Last post Nov 28, 2015 06:01 PM by srutzky
Dec 28, 2010 02:32 AM|ironazar|LINK
I want to serialize something in unicode language (persian) in xml file (<?xml version="1.0" encoding="utf-8"?>). In fact i try to use SEARCHAROO7 codes from (www.searcharoo.net) for searching in doc/docx and pdf files. it works for a limited number of files.
but it causes this error (The surrogate pair (0xD993, 0x2A0) is invalid. A high surrogate character (0xD800 - 0xDBFF) must always be paired with a low surrogate character (0xDC00 - 0xDFFF)) for a large number of files. i tested it to realize
if some files have problems with unicode, but i found out that there is no problem for each file alone.

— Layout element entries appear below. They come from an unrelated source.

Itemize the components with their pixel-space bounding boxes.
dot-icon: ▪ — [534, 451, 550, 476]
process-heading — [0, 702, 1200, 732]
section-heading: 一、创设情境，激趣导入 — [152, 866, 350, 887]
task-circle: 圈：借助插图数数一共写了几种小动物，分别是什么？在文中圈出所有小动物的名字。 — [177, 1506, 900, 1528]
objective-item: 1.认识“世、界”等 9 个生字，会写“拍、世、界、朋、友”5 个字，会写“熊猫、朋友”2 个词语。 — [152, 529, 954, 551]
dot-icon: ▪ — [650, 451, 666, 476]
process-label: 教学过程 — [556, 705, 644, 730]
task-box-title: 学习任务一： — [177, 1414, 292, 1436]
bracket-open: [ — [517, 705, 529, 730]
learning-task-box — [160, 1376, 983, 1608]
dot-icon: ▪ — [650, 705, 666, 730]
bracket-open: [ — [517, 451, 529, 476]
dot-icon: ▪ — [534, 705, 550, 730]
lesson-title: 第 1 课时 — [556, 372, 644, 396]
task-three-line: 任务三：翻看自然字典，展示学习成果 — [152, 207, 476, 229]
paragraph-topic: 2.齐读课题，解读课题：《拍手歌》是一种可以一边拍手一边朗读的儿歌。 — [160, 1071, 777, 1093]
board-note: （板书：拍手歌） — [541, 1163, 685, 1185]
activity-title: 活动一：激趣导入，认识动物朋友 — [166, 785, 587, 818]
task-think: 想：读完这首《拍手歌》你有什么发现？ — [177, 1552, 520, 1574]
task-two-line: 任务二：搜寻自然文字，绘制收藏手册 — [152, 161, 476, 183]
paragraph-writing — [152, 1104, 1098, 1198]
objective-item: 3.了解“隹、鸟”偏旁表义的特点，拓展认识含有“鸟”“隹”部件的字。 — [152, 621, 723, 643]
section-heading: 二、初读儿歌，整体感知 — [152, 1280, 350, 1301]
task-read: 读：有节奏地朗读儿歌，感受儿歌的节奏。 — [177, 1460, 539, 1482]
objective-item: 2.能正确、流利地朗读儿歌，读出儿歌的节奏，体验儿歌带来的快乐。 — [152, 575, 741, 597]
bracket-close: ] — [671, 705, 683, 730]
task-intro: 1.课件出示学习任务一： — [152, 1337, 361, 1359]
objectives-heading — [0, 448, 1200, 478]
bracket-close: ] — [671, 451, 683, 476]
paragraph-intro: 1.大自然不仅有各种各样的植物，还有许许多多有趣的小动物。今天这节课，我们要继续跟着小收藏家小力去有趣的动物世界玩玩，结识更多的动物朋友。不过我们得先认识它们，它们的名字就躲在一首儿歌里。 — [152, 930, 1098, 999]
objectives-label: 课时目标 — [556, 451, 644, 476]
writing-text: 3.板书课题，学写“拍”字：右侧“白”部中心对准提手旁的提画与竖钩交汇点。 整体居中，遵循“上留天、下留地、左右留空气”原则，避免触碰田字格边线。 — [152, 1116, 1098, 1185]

please tell me how i fix it.
Dec 30, 2010 03:26 AM|Qin Dian Tang - MSFT|LINK
Here are some possible solutions about this error. Hope them help:
Jan 02, 2011 03:28 AM|ironazar|LINK
I had visited those links before my post. But i did not get any result.
Thanks a lot.
Jan 02, 2011 08:30 PM|Qin Dian Tang - MSFT|LINK
It is hard for me to solve the issue. I think it is encoding issue. Try something else for encoding the Persian.
Nov 28, 2015 06:01 PM|srutzky|LINK
The error message is very specific: those two values -- 0xD993 and
0x2A0 -- are not a valid combination. In UTF-16, all characters are either one or two sets of double-byte codes. Surrogate Pairs are the two sets of double-byte codes that map the Supplementary Characters. And, as the error message states,
those Surrogate Pairs can only be made up of certain combinations of those double-byte codes.
However, the 0x2A0 code seems like bad data in the first place since it is technically 1.5 bytes, unless it is supposed to represent
0x2A00. Of course, even if the error message has a display issue and the actual value really is
0x2A00, that is still an invalid Surrogate Pair sequence.